The size of the win can be framed by looking at comparable entities in the carbon removal space. While direct public peers are scarce, project developers and technology providers in adjacent carbon credit markets have achieved significant valuations. For example, a scenario where Tivano captures a single-digit percentage of the projected demand for engineered carbon removal credits,a market several analysts estimate could be worth tens of billions of dollars annually within a decade,could support a venture-scale outcome. A more concrete, scenario-specific valuation could be modeled on a per-tonne basis: if Tivano achieves a scenario where it secures contracts to remove 1 million tonnes of CO₂ annually at a blended price of $200 per tonne, the resulting $200 million in annual revenue could, based on revenue multiples observed in climate tech transactions, translate into a company valuation in the high hundreds of millions to low billions (scenario, not a forecast). This math turns on the company's ability to scale project deployment and maintain credit integrity, a challenge the Risk Analysis section will detail.
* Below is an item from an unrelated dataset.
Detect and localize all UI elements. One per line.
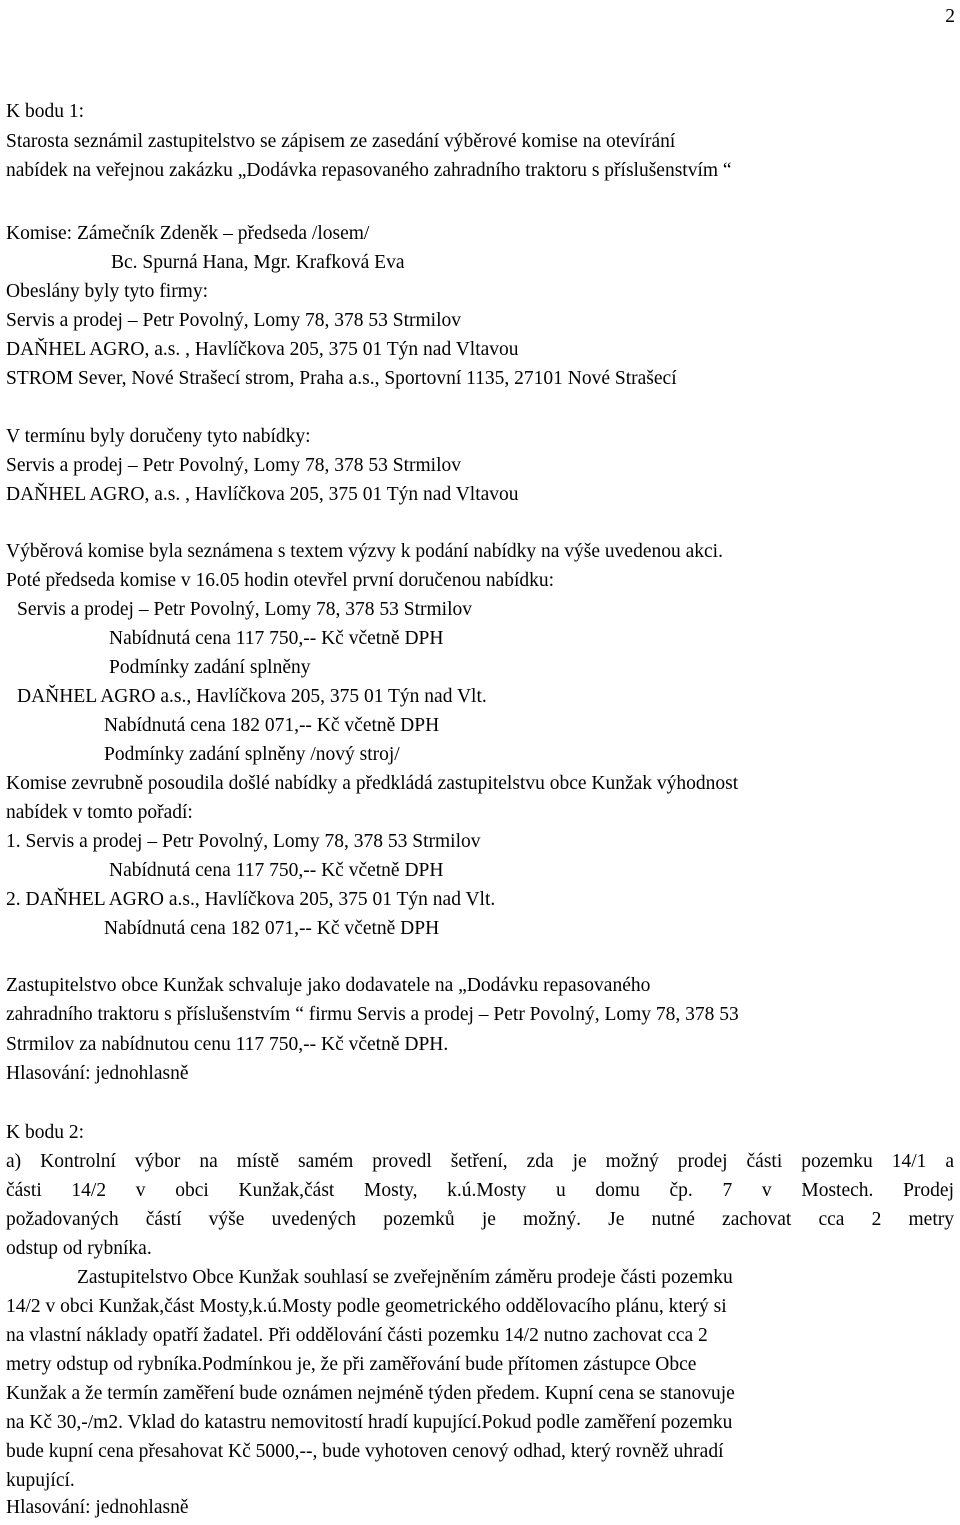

Data Accuracy: YELLOW -- The core product milestone (CORC issuance) is confirmed by trade press. Growth scenarios and market size projections are extrapolated from the company's stated focus and industry context; specific partnership or scale targets are not yet publicly cited.
Sources
PUBLIC
[Tivano Carbon, 2026] Home | Tivano , https://www.tivano-carbon.com
[Biochar Today, 2025] Tivano Issues CO2 Removal Certificates for Africa's Bush Crisis , https://biochartoday.com/news/tivano-issues-first-carbon-dioxide-removal-certificates-via-namibian-terrestrial-biomass-storage-operation/
[Carbon Herald, 2025] Tivano Issues Its First CORCs From Terrestrial Biomass Storage In Africa , https://carbonherald.com/tivano-issues-its-first-corcs-from-terrestrial-biomass-storage-in-africa/
[The 5 Best Puro.earth Carbon Credit Removal Projects of 2026, 2026] The 5 Best Puro.earth Carbon Credit Removal Projects of 2026 , https://www.regreener.earth/blog/best-puro-earth-carbon-credit-removal-projects
[PERPLEXITY SONAR PRO BRIEF] Perplexity Sonar Pro Brief , [No URL provided in structured facts]
[Namibian Ministry of Agriculture, Water and Forestry, 2020] [Title not provided in structured facts] , [No URL provided in structured facts]
[Ecosystem Marketplace, 2024] [Title not provided in structured facts] , [No URL provided in structured facts]
[CarbonPlan, 2024] [Title not provided in structured facts] , [No URL provided in structured facts]
[UNFCCC, 2023] [Title not provided in structured facts] , [No URL provided in structured facts]
[Regreener.earth, 2026] The 5 Best Puro.earth Carbon Credit Removal Projects of 2026 , https://www.regreener.earth/blog/best-puro-earth-carbon-credit-removal-projects
Articles about Tivano Carbon
- Tivano Carbon's First Certificates Turn Invasive Bush Into Buried Carbon — The Swiss startup has issued its first carbon removal credits from an underground vault in Namibia, betting on a new path for durable storage.